Encouragingly, the risk of a row over money creating a similar dynamic at the Glasgow Summit hasn’t escaped the British Presidency, with a summit on climate and development aid called for next month. This isn't expected to solve the problem, but it does offer the chance for donors to demonstrate that efforts are underway and mitigate the risk of losing influence over these countries to China.
Perhaps the Conservative backbench rebels fighting the aid budget cut could yet win their argument with Downing Street, if the Prime Minister is persuaded that success at COP26, and with it the reputation of "Global Britain," is now on the line. A commitment that the cut will only apply for one year might make a difference. Or maybe Boris Johnson is gambling that Britain's generosity over vaccine supplies will be enough, or that the US can put sufficient pressure on China to deliver debt cancellation or restructuring to ease the pressure. High stakes.
Could tax cuts finally usher in the era of clean heating?
We now have some of the greenest electricity in the world, as renewables power past fossil fuels for the first time. We're on our way to cleaning up cars, too, with diesel sales continuing to plummet in the face of the 2030 ban on new petrol and diesel sales and increasing pressure to set new clean air laws and zones in cities. New policies have been promised to help deliver this transition. So, what about the other big culprit: gas boilers?
This week The Express and The Sun launched climate campaigns focused on the idea of cutting taxes on environmentally-friendly products and services, an idea partially made possible by Brexit. Could this idea finally tip the scales on clean heating?
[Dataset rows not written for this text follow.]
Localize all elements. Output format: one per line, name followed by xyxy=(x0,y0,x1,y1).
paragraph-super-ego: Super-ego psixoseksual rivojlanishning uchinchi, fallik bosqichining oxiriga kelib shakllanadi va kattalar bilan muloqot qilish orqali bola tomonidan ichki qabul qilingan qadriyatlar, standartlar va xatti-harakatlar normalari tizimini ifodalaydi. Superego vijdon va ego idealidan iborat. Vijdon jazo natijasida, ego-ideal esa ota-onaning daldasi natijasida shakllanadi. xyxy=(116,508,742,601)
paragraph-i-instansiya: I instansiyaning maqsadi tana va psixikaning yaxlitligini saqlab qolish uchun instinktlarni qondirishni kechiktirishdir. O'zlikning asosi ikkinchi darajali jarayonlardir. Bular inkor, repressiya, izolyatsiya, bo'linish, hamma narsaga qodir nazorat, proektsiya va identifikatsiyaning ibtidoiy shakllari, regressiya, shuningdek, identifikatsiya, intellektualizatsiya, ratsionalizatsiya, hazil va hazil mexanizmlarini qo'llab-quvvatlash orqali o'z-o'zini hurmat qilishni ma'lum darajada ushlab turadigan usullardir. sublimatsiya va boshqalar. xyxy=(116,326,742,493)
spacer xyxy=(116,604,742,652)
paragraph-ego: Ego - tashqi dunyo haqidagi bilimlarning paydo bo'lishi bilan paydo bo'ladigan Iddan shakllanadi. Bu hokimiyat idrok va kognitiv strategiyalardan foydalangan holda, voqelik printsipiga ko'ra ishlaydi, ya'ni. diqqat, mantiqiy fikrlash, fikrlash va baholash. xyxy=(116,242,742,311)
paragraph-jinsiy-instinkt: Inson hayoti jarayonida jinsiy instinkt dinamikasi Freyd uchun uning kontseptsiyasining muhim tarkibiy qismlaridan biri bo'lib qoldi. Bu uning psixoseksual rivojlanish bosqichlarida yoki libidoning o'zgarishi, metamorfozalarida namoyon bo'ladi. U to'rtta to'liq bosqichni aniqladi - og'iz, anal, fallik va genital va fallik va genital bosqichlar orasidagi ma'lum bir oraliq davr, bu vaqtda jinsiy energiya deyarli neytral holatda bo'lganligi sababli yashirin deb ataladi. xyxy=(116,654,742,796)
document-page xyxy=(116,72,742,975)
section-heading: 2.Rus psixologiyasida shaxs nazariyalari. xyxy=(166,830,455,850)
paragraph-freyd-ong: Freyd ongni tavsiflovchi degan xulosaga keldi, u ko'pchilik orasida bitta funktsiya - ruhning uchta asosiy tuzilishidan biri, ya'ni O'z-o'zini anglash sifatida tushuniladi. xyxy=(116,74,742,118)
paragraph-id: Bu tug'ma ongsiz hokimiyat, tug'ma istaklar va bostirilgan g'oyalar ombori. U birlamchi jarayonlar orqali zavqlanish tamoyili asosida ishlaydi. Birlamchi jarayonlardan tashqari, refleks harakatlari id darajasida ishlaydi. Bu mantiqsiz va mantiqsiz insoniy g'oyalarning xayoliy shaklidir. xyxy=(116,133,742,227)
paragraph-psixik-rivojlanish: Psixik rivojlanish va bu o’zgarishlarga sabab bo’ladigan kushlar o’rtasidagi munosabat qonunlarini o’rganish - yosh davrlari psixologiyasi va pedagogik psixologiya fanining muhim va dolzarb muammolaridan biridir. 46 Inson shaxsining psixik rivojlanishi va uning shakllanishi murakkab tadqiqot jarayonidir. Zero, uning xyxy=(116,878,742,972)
Over a million gas boilers were installed last year, as the target to stop new houses being fitted up to the gas grid was weakened and pushed back from 2023 to 2025 in the teeth of opposition from housing developers, gas firms and the gas workers union. For now, Ministers are looking in different directions for solutions. As The Times put it:
"So far the government is hedging its bets: in a green strategy last month it set an aim of 600,000 heat pump installations per year by 2028, up from only 30,000 last year, and also to heat tens of thousands of homes in a ‘hydrogen town’ by 2030. It said it was leaving open ‘the choice as to whether we pursue hydrogen heating, an electrified heating system, or a mixture of both’."
Downing Street is hesitating over a full gas boiler phase-out, understandably worried that the upfront cost of heat pumps is still too high for most people. Meanwhile, hydrogen doesn't look like a practical or affordable option and could be wasted on heating when it's needed for other things like greening steel production and shipping. Major investment in home insulation was announced but has now largely been withdrawn after the design of the scheme was botched (again).
A tax cut could begin to make the difference.
It's perverse that green electric heating is taxed at a much higher level than fossil gas heating. As Committee on Climate Change chief executive Chris Stark told Paul Johnson at the Institute for Fiscal Studies, this shouldn't continue. Forthcoming modelling by Jan Rosenow, a researcher at Oxford University, will show that electric heat pumps can already be cheaper to run than gas boilers and that they could also be cheaper overall if levies are shifted off power and onto gas and accompanied either by a big increase in volume sales (something BNEF, Centrica, Octopus and Ovo all expect) or by a carbon tax on gas (along the lines of what Downing Street is already considering).
This idea of using tax incentives to bring the era of gas boilers to an end is already backed by other independent experts like the Energy Systems Catapult. Now Octopus Energy is campaigning for the change, too. Weighing in with these allies, The Sun and The Express could be an astute focus for campaigners in the months ahead.